Flutter and Architecture
Flutter is a cross-platform UI toolkit that is designed to build applications across operating systems such as iOS and Android, while also allowing them to interface directly with underlying platform services.

Flutter is a framework and not a language as it was built on Dart by Google. When you are building your app, it runs on a virtual machine with a special feature: hot-reload. This lets you see your app changes in real-time without rebuilding/redeploying it.
Dart App
~ Composes widgets into the desired UI.
~ Implements business logic.
~ Owned by app developer.
Framework
The Framework layer is written in Dart and contains the high-level libraries that you’ll use directly to build apps. This includes the UI theme, widgets, layout and animations, gestures and foundational building blocks. Alongside the main Flutter framework are plugins: high-level features like JSON serialization, geolocation, camera access, in-app payments and so on. This plugin-based architecture lets you include only the features your app needs.

~ Provides higher-level API to build high-quality apps (for example, widgets, hit-testing, gesture detection, accessibility, text input).
~ Composites the app’s widget tree into a scene.
Engine
The Engine layer contains the core C++ libraries that make up the primitives that support Flutter apps. The engine implements the low-level primitives of the Flutter API, such as I/O, graphics, text layout, accessibility, the plugin architecture and the Dart runtime. The engine is also responsible for rasterizing Flutter scenes for fast rendering onscreen.

The engine is exposed to the Flutter framework through dart:ui, which wraps the underlying C++ code in Dart classes. This library exposes the lowest-level primitives, such as classes for driving input, graphics, and text rendering subsystems.

~ Responsible for rasterizing composited scenes.
~ Provides low-level implementation of Flutter’s core APIs (for example, graphics, text layout, Dart runtime). Exposes its functionality to the framework using the dart:ui API. Integrates with a specific platform using the Engine’s Embedder API.
Embedder
To the underlying operating system, Flutter applications are packaged in the same way as any other native application. A platform-specific embedder provides an entrypoint; coordinates with the underlying operating system for access to services like rendering surfaces, accessibility, and input; and manages the message event loop.

The embedder is written in a language that is appropriate for the platform: currently Java and C++ for Android, Objective-C/Objective-C++ for iOS and macOS, and C++ for Windows and Linux. Using the embedder, Flutter code can be integrated into an existing application as a module, or the code may be the entire content of the application. Flutter includes a number of embedders for common target platforms, but other embedders also exist.

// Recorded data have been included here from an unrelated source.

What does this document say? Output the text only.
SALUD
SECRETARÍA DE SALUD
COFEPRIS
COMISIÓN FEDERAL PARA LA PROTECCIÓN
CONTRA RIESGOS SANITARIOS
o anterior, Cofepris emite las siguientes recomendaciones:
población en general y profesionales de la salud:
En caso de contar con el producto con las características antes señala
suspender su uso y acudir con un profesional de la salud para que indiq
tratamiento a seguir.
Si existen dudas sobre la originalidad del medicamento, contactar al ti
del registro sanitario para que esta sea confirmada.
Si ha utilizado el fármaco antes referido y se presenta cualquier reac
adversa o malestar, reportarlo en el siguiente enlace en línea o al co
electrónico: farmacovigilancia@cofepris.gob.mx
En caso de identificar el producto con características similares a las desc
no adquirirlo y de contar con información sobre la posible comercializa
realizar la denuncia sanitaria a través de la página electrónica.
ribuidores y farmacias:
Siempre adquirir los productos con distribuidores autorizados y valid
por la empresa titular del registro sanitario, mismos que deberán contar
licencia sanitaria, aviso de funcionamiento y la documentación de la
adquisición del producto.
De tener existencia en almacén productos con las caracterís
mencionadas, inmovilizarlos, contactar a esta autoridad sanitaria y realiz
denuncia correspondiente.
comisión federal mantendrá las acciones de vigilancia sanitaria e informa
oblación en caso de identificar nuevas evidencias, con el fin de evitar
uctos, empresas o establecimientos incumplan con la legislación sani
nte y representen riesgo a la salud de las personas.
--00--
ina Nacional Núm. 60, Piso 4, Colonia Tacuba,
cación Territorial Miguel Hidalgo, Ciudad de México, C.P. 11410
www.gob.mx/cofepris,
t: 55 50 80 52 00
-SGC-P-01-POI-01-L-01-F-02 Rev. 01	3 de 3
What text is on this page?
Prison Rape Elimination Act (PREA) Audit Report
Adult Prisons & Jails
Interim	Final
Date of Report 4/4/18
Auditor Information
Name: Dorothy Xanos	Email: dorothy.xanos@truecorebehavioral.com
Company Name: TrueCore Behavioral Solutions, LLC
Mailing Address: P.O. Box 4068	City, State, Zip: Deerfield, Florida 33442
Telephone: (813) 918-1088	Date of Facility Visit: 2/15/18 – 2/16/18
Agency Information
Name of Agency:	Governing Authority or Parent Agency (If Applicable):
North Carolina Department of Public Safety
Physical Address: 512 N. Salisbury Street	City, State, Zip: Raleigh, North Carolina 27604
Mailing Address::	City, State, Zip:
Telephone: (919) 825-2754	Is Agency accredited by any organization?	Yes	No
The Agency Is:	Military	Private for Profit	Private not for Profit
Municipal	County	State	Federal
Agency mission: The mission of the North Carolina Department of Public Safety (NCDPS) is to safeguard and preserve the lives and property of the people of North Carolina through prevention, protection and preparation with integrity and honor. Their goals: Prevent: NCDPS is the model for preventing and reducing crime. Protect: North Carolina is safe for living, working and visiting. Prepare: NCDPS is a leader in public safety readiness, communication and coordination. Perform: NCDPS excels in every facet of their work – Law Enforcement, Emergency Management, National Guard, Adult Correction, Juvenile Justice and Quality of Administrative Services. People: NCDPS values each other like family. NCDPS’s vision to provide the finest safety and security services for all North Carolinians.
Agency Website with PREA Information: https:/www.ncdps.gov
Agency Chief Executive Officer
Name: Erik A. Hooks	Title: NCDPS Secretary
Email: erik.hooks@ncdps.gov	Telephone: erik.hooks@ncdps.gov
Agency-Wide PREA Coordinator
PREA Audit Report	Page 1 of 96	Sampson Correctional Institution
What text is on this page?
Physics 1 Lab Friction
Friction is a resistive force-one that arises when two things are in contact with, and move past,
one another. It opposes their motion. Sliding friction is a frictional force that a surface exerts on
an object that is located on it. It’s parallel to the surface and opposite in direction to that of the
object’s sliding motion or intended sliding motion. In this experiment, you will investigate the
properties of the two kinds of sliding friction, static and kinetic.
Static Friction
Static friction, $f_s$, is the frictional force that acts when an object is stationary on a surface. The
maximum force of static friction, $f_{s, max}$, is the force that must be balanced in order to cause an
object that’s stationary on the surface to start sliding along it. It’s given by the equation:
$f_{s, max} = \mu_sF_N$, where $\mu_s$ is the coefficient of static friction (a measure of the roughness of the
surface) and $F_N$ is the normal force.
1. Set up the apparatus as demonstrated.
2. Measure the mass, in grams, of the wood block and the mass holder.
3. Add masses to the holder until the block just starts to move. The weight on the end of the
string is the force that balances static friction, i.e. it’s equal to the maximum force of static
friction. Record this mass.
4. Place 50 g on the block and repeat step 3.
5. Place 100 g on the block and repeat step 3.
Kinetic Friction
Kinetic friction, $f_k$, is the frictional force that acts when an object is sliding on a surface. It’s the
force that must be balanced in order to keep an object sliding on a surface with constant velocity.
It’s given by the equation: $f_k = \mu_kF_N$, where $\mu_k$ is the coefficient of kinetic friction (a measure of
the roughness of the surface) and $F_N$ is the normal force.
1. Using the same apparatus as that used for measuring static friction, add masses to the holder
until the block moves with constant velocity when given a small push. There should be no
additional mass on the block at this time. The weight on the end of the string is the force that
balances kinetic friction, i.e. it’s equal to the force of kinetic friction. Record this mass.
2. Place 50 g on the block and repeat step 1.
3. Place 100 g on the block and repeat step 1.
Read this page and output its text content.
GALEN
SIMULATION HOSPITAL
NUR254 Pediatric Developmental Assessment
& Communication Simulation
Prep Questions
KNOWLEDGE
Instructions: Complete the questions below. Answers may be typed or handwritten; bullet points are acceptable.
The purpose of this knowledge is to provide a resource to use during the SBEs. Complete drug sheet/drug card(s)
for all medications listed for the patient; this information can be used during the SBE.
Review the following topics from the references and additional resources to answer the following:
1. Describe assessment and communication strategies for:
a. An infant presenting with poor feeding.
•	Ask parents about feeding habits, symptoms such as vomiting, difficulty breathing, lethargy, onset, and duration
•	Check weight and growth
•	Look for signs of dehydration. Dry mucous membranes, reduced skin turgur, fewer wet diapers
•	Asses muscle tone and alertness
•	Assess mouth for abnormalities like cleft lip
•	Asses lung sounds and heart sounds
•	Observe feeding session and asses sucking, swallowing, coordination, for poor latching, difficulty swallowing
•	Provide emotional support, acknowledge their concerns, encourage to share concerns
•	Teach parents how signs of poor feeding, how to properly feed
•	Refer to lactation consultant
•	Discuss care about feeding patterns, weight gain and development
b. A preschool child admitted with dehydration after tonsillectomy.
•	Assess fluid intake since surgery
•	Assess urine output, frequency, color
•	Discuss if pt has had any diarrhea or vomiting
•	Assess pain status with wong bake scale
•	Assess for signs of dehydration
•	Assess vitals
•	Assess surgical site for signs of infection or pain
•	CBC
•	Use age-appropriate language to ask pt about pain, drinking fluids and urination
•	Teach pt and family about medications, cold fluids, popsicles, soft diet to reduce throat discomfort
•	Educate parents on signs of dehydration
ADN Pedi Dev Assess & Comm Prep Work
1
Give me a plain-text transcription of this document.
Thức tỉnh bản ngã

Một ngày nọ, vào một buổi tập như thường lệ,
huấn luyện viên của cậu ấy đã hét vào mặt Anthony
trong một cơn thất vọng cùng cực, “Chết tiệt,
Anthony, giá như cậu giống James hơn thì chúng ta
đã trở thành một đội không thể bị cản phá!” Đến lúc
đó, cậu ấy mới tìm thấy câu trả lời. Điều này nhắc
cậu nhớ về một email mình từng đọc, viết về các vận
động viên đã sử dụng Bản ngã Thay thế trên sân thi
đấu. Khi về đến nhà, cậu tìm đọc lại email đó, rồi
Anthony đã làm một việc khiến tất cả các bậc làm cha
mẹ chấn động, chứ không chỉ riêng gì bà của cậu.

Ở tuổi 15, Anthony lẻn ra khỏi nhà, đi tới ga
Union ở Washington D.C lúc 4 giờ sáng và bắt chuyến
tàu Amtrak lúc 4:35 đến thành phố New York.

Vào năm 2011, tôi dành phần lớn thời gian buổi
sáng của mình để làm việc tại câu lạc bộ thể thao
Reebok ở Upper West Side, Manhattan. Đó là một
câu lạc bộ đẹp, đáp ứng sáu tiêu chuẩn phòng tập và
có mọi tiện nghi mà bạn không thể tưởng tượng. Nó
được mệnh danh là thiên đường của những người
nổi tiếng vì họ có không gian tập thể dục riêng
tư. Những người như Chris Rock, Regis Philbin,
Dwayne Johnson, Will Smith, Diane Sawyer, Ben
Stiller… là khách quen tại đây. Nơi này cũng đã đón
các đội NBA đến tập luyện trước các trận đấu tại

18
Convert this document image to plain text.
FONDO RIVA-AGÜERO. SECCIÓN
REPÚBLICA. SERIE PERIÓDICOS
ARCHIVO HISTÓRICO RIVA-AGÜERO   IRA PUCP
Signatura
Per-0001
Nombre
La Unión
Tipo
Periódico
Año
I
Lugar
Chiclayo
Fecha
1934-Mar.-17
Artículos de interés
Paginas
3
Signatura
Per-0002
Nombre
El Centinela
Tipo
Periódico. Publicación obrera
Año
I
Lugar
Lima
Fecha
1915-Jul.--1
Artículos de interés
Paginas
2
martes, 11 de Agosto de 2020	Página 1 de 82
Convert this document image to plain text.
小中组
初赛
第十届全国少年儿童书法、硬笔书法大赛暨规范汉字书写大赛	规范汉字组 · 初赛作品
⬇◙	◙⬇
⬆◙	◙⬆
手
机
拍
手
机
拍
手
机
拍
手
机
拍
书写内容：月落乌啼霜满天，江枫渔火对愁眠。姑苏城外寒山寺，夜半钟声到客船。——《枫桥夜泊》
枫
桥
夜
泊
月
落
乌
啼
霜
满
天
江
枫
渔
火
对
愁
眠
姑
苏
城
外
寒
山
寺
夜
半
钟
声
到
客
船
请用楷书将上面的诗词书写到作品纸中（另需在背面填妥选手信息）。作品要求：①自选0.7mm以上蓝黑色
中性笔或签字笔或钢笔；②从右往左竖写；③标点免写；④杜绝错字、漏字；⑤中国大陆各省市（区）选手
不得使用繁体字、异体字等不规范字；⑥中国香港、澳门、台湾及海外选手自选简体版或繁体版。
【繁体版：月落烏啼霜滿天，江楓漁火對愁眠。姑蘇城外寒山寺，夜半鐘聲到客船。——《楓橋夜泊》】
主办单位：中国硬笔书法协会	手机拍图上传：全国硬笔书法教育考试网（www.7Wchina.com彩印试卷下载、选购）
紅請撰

~ Coordinates with the underlying operating system for access to services like rendering surfaces, accessibility, and input.
~Manages the event loop.
~Exposes platform-specific API to integrate the Embedder into apps.
Runner
~ Composes the pieces exposed by the platform-specific API of the Embedder into an app package runnable on the target platform.
~ Part of app template generated by flutter create, owned by app developer.